Community-driven open source and funded development

Quansight Labs is an experiment for us in a way. One of our main aims is to channel more resources into community-driven PyData projects, to keep them healthy and accelerate their development. And do so in a way that projects themselves stay in charge.

This post explains one method we're starting to use for this. I'm writing it to be transparent with projects, the wider community and potential funders about what we're starting to do. As well as to explicitly solicit feedback on this method.

Community work orders

If you talk to someone about supporting an open source project, in particular a well-known one that they rely on (e.g. NumPy, Jupyter, Pandas), they're often willing to listen and help. What you quickly learn though is that they want to know in some detail what will be done with the funds provided. This is true not only for companies, but also for individuals. In addition, companies will likely want a written agreement and some form of reporting about the progress of the work. To meet this need we came up with community work orders (CWOs) - agreements that outline what work will be done on a project (implementing new features, release management, improving documentation, etc.) and outlining a reporting mechanism. What makes a CWO different from a consulting contract? Key differences are:

  1. It must be work that is done on the open source project itself (and not e.g. on a plugin for it, or a customization for the client).
  2. The developers must have a reasonable amount of freedom to decide what to work on and what the technical approach will be, within the broad scope of the agreement.
  3. Deliverables cannot be guaranteed to end up in a project; instead the funder gets the promise of a best effort of implementation and working with the community.

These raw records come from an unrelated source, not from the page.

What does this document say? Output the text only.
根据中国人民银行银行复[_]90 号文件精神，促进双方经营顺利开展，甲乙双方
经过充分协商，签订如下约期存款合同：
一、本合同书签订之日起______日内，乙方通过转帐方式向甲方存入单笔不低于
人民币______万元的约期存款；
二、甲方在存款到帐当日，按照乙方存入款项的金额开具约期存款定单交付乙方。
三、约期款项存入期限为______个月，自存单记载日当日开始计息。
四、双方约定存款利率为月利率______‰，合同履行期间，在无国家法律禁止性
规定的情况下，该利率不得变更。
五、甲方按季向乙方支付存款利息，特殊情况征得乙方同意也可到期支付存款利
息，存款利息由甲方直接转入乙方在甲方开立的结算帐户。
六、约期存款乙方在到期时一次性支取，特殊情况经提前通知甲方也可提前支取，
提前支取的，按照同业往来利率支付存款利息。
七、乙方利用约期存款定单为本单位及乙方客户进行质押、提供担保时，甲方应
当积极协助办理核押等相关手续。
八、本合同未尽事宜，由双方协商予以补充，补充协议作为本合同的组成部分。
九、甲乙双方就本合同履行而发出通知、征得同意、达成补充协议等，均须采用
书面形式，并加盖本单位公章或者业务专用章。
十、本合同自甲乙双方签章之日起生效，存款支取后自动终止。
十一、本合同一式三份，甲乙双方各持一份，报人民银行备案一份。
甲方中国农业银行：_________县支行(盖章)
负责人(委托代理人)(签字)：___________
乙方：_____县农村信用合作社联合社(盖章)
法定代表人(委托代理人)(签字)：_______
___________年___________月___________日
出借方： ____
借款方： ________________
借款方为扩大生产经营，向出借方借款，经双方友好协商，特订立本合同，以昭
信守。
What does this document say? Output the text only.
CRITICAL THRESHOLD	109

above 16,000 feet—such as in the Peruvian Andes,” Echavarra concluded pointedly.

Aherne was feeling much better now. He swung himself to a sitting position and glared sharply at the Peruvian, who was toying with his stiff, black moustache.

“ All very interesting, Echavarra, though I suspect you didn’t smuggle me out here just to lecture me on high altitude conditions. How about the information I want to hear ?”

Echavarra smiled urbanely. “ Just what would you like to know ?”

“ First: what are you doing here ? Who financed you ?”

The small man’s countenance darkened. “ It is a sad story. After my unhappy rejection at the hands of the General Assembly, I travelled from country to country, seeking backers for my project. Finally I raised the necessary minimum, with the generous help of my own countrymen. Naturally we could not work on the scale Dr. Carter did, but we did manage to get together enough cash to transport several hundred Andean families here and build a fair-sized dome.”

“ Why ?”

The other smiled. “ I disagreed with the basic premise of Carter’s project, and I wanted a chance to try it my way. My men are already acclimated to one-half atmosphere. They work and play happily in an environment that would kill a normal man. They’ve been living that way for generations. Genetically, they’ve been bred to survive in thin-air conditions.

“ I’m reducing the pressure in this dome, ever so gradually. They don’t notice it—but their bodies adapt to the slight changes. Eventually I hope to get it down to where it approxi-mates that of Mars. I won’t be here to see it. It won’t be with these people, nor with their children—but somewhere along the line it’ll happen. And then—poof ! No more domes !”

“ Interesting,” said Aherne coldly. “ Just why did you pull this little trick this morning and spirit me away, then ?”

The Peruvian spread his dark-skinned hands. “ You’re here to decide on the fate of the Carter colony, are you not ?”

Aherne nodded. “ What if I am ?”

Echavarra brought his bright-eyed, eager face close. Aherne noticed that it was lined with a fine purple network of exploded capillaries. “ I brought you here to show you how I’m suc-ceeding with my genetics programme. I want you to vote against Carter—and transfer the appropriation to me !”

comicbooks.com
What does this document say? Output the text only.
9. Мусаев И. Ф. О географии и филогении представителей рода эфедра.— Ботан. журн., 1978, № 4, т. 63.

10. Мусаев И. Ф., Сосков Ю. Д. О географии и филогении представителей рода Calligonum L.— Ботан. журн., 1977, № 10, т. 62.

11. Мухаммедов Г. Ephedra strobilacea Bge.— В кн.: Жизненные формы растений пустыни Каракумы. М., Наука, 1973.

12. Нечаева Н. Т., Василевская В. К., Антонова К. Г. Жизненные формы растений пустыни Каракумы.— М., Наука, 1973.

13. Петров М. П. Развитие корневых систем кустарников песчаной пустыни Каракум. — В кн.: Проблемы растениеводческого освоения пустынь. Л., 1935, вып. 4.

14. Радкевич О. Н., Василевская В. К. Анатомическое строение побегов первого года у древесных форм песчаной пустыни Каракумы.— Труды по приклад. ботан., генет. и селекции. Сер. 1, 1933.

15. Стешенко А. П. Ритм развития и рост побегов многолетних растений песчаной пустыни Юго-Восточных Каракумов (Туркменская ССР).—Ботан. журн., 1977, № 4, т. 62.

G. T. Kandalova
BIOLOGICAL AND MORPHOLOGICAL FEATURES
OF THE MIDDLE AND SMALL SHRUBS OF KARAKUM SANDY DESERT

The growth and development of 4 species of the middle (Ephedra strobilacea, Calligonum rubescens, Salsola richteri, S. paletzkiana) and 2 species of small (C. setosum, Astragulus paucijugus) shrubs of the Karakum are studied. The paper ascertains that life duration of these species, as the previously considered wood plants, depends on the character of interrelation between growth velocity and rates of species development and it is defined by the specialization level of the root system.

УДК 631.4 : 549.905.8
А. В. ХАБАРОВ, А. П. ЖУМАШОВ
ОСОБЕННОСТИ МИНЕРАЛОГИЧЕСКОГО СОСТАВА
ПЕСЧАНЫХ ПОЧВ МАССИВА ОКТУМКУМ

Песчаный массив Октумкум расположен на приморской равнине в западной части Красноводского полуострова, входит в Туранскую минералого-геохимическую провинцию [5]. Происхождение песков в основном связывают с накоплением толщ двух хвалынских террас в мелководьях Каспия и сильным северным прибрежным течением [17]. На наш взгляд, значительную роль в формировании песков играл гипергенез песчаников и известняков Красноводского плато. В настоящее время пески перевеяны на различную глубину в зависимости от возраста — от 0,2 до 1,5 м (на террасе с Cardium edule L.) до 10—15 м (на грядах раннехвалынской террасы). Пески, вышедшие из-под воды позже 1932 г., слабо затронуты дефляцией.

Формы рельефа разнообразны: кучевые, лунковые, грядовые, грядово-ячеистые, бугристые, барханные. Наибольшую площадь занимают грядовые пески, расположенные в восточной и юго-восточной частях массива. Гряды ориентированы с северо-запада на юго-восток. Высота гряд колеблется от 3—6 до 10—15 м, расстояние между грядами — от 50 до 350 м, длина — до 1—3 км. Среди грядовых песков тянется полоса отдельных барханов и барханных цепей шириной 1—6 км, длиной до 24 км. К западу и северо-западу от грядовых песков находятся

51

Respecting community processes

Point 3 above is particularly important: we must respect how open source projects make decisions. If the project maintainers decide that they don't want to include a particular change or new feature, that's their decision to make. Any code change proposed as part of work on a CWO has to go through the same review process as any other change, and be accepted on its merits. The argument "but someone paid for this" isn't particularly strong, nor is one that reviewers should have to care about. Now of course we don't expect it to be common for work to be rejected. An important part of the Quansight value proposition is that because we understand how open source works and many of our developers are maintainers and contributors of the open source projects already, we propose work that the community already has interest in and we open the discussion about any major code change early to avoid issues.

There may be other community processes or preferences to respect. For example, JupyterLab has a Corporate Engagement and Contribution Guide which formulates guidelines for how corporations should engage with and contribute to the project.

The principle is simple here: be considerate to what the community wants, and operate transparently so if we make honest mistakes we get feedback and can take corrective action quickly.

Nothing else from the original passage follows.